Yes, a military attorney can take immediate action to halt a discharge process under these circumstances. The administrative discharge system requires a full and fair review of all relevant information before a final decision is made. A soldier’s medical documentation is always considered relevant, especially if it could explain or mitigate the conduct that forms the basis for the discharge. Failing to review these medical records is a major procedural and due process error. The command cannot ignore evidence that might be favorable to the soldier.

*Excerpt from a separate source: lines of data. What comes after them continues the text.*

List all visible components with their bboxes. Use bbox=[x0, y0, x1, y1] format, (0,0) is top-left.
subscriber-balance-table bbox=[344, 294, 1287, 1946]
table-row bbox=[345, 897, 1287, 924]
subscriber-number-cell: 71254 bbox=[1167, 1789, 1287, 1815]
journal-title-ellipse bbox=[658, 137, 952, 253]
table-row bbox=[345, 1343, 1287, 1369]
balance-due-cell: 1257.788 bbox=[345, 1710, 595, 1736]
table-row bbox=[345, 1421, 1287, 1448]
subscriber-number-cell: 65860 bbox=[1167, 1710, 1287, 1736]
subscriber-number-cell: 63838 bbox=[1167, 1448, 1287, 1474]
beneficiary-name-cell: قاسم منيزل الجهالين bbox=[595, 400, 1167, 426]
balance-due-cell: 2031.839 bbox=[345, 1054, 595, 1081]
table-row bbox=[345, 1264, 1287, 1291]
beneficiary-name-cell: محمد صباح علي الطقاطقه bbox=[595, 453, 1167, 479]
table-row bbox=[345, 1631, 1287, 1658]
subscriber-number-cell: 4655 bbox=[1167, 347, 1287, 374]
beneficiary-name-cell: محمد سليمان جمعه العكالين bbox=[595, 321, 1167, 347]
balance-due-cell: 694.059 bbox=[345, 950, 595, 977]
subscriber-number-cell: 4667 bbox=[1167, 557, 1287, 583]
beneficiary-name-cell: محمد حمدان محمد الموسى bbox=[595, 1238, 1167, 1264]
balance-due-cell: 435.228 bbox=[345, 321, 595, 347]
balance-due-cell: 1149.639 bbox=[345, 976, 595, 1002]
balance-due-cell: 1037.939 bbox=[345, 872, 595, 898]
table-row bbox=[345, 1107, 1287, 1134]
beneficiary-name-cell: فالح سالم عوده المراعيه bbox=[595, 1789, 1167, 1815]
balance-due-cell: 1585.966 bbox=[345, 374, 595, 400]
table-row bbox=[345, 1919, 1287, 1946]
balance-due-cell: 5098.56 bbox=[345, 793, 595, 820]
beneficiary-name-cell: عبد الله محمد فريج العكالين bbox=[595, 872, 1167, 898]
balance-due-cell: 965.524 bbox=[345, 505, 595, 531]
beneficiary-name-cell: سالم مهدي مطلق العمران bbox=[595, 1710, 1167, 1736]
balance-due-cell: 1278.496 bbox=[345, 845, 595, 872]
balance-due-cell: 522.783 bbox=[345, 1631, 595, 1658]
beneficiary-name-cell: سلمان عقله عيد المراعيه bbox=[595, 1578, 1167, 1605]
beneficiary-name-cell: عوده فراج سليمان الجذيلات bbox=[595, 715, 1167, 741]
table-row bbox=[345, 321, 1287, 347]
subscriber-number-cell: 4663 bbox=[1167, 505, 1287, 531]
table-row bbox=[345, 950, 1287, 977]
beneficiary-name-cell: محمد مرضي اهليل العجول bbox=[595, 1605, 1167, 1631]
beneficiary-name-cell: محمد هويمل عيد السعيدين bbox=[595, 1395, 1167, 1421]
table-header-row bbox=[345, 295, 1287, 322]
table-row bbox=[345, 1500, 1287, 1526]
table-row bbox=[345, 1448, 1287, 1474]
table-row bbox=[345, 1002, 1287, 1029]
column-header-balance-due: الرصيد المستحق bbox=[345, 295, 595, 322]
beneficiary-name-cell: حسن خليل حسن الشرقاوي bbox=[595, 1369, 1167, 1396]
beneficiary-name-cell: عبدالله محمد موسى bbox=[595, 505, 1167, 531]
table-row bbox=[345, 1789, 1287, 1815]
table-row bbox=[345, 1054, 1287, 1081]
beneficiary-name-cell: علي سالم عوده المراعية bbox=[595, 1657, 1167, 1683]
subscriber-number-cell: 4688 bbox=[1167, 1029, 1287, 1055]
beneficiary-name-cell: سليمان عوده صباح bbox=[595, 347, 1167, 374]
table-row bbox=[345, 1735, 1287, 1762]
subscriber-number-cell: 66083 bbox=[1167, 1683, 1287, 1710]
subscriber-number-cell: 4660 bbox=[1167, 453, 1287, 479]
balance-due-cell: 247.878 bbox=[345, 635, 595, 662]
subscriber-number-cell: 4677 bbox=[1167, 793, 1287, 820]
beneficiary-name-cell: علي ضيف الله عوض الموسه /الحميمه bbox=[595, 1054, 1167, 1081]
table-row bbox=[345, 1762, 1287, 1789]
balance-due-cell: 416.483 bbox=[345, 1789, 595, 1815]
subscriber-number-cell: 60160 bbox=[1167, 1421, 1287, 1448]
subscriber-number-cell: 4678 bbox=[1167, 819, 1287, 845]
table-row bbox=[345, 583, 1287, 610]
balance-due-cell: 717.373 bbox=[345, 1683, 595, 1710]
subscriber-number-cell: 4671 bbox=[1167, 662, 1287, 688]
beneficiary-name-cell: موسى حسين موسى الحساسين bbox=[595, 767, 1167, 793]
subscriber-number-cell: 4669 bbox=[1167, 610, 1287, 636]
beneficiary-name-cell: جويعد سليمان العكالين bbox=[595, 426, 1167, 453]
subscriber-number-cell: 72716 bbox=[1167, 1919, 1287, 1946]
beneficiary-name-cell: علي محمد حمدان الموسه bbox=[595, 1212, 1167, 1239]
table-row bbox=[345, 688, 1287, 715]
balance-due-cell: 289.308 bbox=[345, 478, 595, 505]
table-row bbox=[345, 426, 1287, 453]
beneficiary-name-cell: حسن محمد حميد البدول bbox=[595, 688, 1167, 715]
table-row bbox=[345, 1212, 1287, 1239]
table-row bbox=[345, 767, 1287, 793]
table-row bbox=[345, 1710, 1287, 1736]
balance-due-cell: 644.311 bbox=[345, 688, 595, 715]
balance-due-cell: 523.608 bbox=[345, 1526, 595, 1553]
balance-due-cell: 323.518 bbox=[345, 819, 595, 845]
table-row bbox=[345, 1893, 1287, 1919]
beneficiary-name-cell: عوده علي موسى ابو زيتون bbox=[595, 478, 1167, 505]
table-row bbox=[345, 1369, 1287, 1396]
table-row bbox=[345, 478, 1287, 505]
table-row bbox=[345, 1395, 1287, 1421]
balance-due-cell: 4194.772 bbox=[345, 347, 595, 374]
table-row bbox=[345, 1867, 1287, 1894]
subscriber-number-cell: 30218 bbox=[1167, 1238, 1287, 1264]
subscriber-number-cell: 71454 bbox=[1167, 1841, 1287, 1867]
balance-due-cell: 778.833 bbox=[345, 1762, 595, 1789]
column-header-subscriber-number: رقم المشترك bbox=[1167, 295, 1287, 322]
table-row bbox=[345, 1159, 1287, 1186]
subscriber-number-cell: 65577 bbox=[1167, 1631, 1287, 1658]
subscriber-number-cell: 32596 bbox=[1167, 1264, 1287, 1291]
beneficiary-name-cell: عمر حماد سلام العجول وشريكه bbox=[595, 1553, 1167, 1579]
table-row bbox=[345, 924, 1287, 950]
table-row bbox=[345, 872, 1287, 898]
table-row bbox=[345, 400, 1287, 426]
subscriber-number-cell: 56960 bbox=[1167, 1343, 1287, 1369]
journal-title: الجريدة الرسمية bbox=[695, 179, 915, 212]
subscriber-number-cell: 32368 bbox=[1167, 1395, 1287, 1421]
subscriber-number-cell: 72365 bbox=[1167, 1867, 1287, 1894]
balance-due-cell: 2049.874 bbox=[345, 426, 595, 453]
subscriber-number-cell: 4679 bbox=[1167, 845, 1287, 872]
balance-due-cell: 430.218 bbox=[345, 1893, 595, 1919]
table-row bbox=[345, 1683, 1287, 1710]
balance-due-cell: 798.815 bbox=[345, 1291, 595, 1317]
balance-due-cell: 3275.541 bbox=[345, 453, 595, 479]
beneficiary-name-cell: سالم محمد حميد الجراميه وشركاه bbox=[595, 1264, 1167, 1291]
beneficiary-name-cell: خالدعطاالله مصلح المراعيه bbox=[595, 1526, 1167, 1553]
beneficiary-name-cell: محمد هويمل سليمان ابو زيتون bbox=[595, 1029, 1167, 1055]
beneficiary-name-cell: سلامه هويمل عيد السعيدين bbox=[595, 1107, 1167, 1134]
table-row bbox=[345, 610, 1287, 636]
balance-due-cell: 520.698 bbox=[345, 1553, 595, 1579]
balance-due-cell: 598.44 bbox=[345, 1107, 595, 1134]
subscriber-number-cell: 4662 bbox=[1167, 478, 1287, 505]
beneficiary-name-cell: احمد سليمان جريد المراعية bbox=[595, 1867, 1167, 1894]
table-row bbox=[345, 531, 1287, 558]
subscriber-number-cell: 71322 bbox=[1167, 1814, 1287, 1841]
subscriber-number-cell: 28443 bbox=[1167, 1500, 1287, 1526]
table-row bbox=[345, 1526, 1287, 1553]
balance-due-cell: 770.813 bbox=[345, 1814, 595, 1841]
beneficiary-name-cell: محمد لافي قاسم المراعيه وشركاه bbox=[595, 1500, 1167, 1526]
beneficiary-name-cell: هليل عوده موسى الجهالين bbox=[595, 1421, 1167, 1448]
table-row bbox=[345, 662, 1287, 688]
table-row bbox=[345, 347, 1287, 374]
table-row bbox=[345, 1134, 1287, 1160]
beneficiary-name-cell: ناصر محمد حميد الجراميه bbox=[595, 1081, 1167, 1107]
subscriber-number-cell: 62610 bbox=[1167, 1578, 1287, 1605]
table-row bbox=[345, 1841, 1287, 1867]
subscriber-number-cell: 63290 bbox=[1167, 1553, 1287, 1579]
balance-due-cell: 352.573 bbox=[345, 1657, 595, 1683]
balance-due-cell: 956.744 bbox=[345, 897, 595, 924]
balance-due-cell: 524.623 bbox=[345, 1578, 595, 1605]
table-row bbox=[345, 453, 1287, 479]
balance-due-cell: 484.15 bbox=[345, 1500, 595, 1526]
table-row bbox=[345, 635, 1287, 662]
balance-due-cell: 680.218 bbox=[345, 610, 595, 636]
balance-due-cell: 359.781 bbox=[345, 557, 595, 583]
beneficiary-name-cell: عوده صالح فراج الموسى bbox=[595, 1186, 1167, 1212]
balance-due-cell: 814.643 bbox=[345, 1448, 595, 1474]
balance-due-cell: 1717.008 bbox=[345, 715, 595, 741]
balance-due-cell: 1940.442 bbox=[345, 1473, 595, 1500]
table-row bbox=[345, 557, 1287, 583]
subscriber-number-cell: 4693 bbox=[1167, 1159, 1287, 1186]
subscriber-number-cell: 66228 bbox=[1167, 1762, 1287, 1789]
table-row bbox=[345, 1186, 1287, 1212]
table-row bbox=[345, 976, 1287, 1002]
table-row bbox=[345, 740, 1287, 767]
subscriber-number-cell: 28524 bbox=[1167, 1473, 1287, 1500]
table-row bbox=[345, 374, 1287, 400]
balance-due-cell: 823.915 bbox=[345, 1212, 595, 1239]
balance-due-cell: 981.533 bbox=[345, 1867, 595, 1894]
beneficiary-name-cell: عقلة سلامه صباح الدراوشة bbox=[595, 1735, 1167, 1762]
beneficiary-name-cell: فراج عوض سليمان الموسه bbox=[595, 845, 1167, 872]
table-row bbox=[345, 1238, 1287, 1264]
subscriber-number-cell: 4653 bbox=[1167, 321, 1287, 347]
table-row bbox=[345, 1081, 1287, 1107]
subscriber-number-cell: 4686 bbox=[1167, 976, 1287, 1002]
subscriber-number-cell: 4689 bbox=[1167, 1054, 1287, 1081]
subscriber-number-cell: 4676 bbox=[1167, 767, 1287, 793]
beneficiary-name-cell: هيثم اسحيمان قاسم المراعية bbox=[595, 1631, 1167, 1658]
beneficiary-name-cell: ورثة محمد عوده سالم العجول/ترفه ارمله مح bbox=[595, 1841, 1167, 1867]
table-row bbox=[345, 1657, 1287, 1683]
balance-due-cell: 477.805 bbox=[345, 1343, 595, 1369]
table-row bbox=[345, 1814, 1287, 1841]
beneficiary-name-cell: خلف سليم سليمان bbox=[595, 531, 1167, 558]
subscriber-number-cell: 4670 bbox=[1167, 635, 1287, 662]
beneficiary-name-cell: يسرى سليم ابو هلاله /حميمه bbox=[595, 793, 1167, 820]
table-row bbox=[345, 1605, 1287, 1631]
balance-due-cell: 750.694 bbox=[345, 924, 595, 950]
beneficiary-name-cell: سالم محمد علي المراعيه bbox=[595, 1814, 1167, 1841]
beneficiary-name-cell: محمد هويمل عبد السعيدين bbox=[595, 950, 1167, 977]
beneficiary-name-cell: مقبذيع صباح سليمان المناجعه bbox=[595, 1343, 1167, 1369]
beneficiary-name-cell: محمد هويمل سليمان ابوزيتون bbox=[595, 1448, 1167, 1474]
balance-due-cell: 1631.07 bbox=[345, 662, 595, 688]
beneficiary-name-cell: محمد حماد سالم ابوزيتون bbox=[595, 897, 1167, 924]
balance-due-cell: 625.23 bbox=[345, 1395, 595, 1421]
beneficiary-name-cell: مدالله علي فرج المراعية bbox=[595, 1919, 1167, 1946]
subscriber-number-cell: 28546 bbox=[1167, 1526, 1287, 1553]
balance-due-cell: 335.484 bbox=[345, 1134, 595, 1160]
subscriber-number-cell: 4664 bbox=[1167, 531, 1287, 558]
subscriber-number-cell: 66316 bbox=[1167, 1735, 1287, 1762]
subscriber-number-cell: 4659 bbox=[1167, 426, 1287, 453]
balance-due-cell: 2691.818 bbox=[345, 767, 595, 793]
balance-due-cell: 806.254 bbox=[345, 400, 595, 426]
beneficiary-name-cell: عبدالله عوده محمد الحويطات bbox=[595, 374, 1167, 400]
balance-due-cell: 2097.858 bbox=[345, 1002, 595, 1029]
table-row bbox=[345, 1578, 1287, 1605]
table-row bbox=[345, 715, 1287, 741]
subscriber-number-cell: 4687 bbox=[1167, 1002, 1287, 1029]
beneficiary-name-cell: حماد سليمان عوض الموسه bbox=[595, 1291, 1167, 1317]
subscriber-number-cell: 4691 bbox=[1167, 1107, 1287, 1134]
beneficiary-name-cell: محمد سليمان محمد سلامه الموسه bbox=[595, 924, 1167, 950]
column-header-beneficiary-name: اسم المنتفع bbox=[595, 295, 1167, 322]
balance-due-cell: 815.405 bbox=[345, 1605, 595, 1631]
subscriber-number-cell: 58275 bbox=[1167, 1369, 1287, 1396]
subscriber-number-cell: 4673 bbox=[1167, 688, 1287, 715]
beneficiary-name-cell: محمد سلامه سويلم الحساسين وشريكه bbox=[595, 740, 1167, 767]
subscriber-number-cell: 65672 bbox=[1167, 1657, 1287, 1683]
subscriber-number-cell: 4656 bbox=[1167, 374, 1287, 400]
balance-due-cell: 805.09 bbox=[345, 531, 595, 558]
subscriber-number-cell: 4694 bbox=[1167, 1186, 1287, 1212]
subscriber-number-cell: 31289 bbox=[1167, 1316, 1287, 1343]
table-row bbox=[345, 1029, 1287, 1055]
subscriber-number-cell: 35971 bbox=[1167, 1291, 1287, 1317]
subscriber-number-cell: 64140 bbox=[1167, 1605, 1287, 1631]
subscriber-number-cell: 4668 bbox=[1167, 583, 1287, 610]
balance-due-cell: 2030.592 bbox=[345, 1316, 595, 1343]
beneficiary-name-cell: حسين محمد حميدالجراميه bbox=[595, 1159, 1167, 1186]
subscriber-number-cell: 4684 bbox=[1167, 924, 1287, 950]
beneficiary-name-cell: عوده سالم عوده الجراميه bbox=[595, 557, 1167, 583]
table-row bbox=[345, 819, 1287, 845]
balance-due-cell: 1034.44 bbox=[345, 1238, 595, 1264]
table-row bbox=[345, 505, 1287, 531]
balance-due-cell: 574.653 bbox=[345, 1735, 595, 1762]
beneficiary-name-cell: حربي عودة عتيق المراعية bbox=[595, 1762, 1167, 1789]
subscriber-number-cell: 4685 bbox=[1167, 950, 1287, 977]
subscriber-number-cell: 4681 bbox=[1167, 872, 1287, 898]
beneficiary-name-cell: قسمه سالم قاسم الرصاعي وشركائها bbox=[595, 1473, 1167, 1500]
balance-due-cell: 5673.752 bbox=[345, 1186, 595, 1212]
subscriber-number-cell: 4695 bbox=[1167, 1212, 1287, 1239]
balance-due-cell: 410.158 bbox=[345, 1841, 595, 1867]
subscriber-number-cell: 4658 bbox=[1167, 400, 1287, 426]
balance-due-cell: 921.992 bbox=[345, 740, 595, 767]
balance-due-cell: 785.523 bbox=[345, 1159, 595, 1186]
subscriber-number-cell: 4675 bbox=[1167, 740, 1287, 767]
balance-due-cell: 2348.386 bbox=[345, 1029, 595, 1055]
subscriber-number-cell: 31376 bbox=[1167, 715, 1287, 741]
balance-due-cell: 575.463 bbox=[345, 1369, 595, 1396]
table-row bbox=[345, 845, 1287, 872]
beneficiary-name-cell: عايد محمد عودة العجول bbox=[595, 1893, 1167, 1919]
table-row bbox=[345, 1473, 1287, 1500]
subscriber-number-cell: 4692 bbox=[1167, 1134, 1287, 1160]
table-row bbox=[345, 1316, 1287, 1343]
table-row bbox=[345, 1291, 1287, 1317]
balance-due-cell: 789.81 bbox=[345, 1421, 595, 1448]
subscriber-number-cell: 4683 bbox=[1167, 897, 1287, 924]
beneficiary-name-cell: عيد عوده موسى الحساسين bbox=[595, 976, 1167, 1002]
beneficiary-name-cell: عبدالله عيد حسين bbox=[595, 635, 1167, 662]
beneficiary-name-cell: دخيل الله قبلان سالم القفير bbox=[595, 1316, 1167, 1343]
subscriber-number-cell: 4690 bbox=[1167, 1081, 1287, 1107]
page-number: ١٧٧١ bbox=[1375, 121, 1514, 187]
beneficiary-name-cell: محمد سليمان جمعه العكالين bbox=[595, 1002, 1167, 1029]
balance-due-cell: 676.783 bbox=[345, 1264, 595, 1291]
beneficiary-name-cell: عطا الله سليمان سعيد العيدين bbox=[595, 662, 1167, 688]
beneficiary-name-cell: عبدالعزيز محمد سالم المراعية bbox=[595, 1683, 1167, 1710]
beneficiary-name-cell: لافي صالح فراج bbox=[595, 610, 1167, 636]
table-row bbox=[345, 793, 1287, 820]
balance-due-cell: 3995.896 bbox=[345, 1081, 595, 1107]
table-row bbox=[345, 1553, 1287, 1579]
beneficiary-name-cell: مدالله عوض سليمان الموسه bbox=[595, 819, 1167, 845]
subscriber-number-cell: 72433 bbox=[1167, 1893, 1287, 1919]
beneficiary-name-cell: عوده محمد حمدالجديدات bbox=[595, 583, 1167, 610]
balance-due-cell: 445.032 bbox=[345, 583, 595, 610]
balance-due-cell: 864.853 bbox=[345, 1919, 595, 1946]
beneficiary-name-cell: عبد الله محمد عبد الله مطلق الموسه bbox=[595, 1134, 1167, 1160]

Upon learning that medical documents were not reviewed, the attorney would file an immediate motion or request with the separation authority to delay the proceedings. The motion would state that critical, material evidence has been overlooked and that a fair decision is impossible without its consideration. The attorney would provide the medical records and explain how they are relevant to the case. For example, a soldier’s misconduct might be explained by an undiagnosed traumatic brain injury (TBI) or post-traumatic stress disorder (PTSD), which would be a mitigating factor.
If the separation has already been approved, this failure to review key evidence becomes the strongest basis for an appeal. The attorney would file an appeal with the service’s Discharge Review Board or the Board for Correction of Military Records (BCMR/BCNR). The appeal would argue that the discharge was procedurally flawed and unjust because the separation authority made its decision based on an incomplete record. This is often powerful enough grounds for the board to overturn the discharge or upgrade its characterization.